2018: Published in Anna R. Karlin, editor, 9th Innovations in Theoretical Computer Science Conference (ITCS 2018), volume 94 of Leibniz International Proceedings in Informatics (LIPIcs), pp 43:1-43:21. http://drops.dagstuhl.de/opus/frontdoor.php?source_opus=8353
We consider the problem of designing and analyzing differentially private algorithms that can be implemented on discrete models of computation in strict polynomial time, motivated by known attacks on floating point implementations of real-arithmetic differentially private algorithms (Mironov, CCS 2012) and the potential for timing attacks on expected polynomial-time algorithms. As a case study, we examine the basic problem of approximating the histogram of a categorical dataset over a possibly large data universe \(X\).

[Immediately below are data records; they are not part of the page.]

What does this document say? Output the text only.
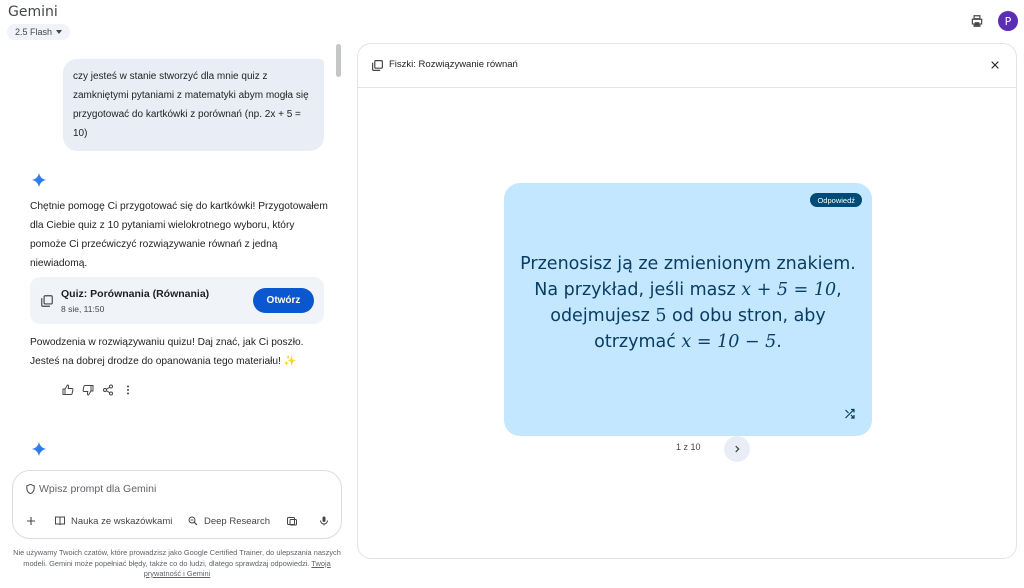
Gemini
2.5 Flash
P
czy jesteś w stanie stworzyć dla mnie quiz z zamkniętymi pytaniami z matematyki abym mogła się przygotować do kartkówki z porównań (np. 2x + 5 = 10)
Chętnie pomogę Ci przygotować się do kartkówki! Przygotowałem dla Ciebie quiz z 10 pytaniami wielokrotnego wyboru, który pomoże Ci przećwiczyć rozwiązywanie równań z jedną niewiadomą.
Quiz: Porównania (Równania)
8 sie, 11:50
Otwórz
Powodzenia w rozwiązywaniu quizu! Daj znać, jak Ci poszło. Jesteś na dobrej drodze do opanowania tego materiału! ✨
Wpisz prompt dla Gemini
Nauka ze wskazówkami	Deep Research
Nie używamy Twoich czatów, które prowadzisz jako Google Certified Trainer, do ulepszania naszych modeli. Gemini może popełniać błędy, także co do ludzi, dlatego sprawdzaj odpowiedzi. Twoja prywatność i Gemini
Fiszki: Rozwiązywanie równań
Odpowiedź
Przenosisz ją ze zmienionym znakiem. Na przykład, jeśli masz x + 5 = 10, odejmujesz 5 od obu stron, aby otrzymać x = 10 − 5.
1 z 10
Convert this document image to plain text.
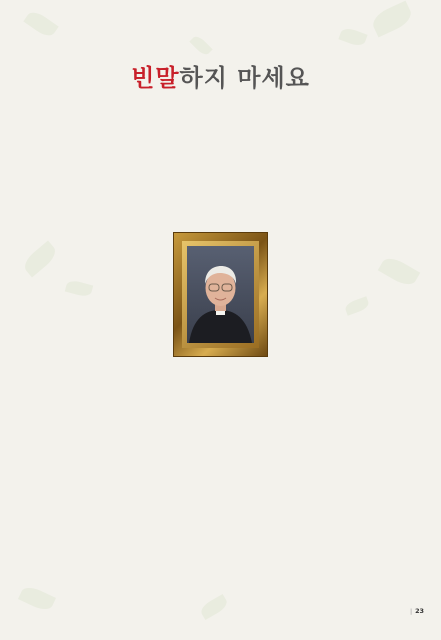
빈말하지 마세요

| 23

The classic Laplace Mechanism (Dwork, McSherry, Nissim, Smith, TCC 2006 and J. Privacy & Confidentiality 2017) does not satisfy our requirements, as it is based on real arithmetic, and natural discrete analogues, such as the Geometric Mechanism (Ghosh, Roughgarden, Sundarajan, STOC 2009 and SICOMP 2012), take time at least linear in \(|X|\), which can be exponential in the bit length of the input.
In this paper, we provide strict polynomial-time discrete algorithms for approximate histograms whose simultaneous accuracy (the maximum error over all bins) matches that of the Laplace Mechanism up to constant factors, while retaining the same (pure) differential privacy guarantee. One of our algorithms produces a sparse histogram as output. Its “per-bin accuracy” (the error on individual bins) is worse than that of the Laplace Mechanism by a factor of \(\log |X|\), but we prove a lower bound showing that this is necessary for any algorithm that produces a sparse histogram. A second algorithm avoids this lower bound, and matches the per-bin accuracy of the Laplace Mechanism, by producing a compact and efficiently computable representation of a dense histogram; it is based on an \((n + 1)\)-wise independent implementation of an appropriately clamped version of the Discrete Geometric Mechanism.